Turning to Brexit, I updated my fellow leaders on the negotiations, and the 27 other member states welcomed the further progress that had been made on the withdrawal agreement. With the exception of the protocol relating to Northern Ireland, we now have agreement or are close to doing so. There remain some real differences between us and the European Commission on Northern Ireland. So, on the protocol on Northern Ireland, I want to be very clear. We have put forward proposals and will produce further proposals so that if a temporary backstop is needed, there will be no hard border between Northern Ireland and the Republic of Ireland. We are absolutely committed to the avoidance of such a border, and we are equally committed to the avoidance of a hard border between Northern Ireland and the rest of the United Kingdom. Northern Ireland is an integral part of our country and we will never accept the imposition of a border within our United Kingdom.

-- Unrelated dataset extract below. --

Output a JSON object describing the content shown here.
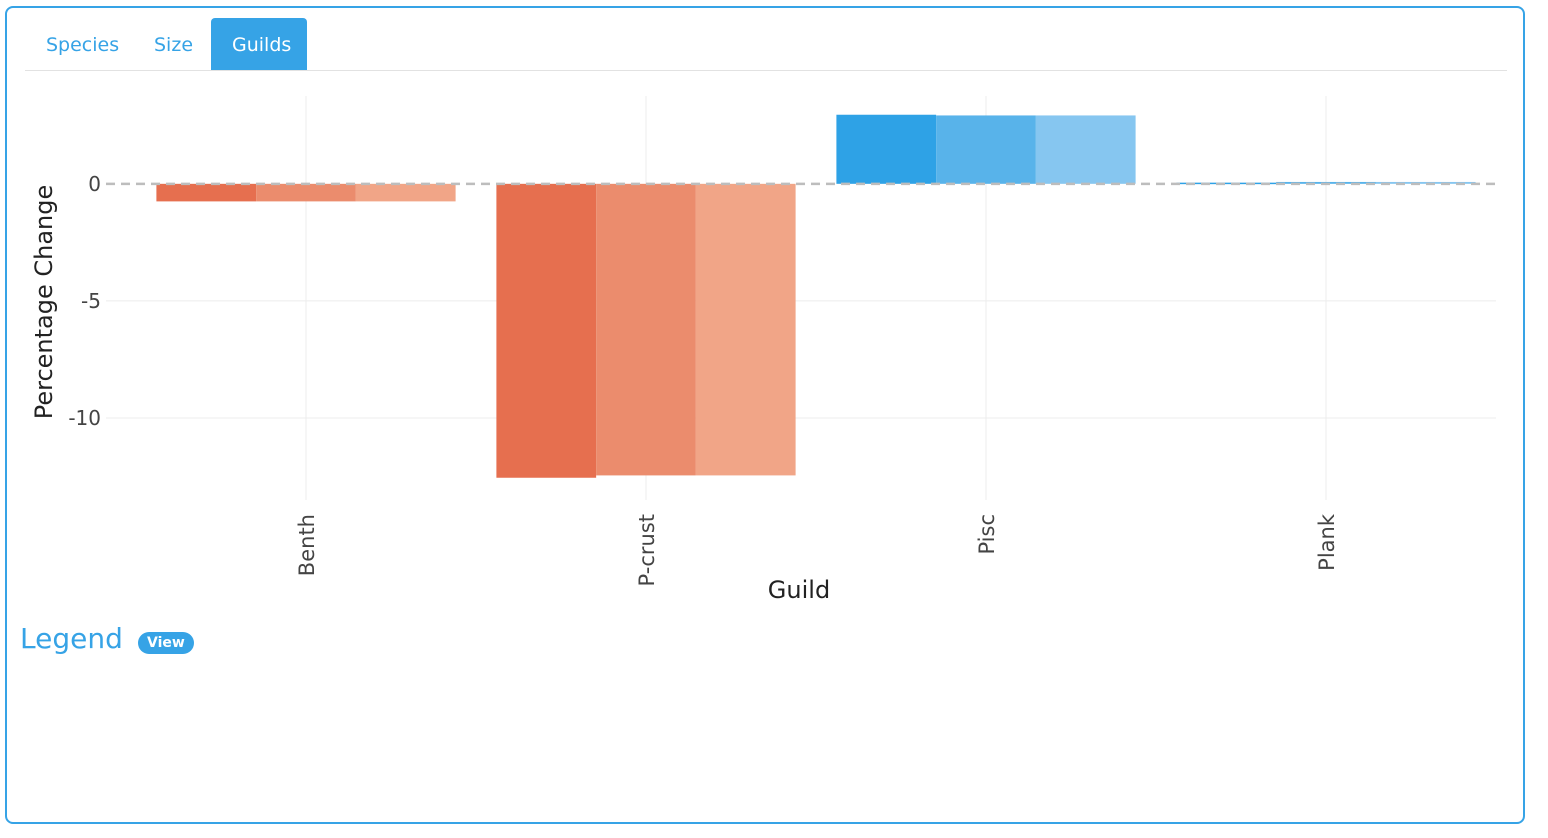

We all agreed that we must now urgently intensify and accelerate the pace of negotiations on our future relationship. I warned EU leaders that I do not think this Parliament will approve the withdrawal agreement in the autumn unless we have clarity about our future relationship alongside it. I will hold a meeting of the Cabinet at Chequers on Friday, and we will publish our White Paper on the future partnership with the EU next week. The EU and its member states will want to consider our proposals seriously. We both need to show flexibility to build the deep relationship after we have left that is in the interests of both our peoples. Our White Paper will set out detailed proposals for a sustainable and close future relationship between the UK and the EU—a partnership that means that the UK will leave the single market and customs union, but a partnership which supports our shared prosperity and security. It will mark an important step in delivering the decision of the British people. I commend this statement to the House.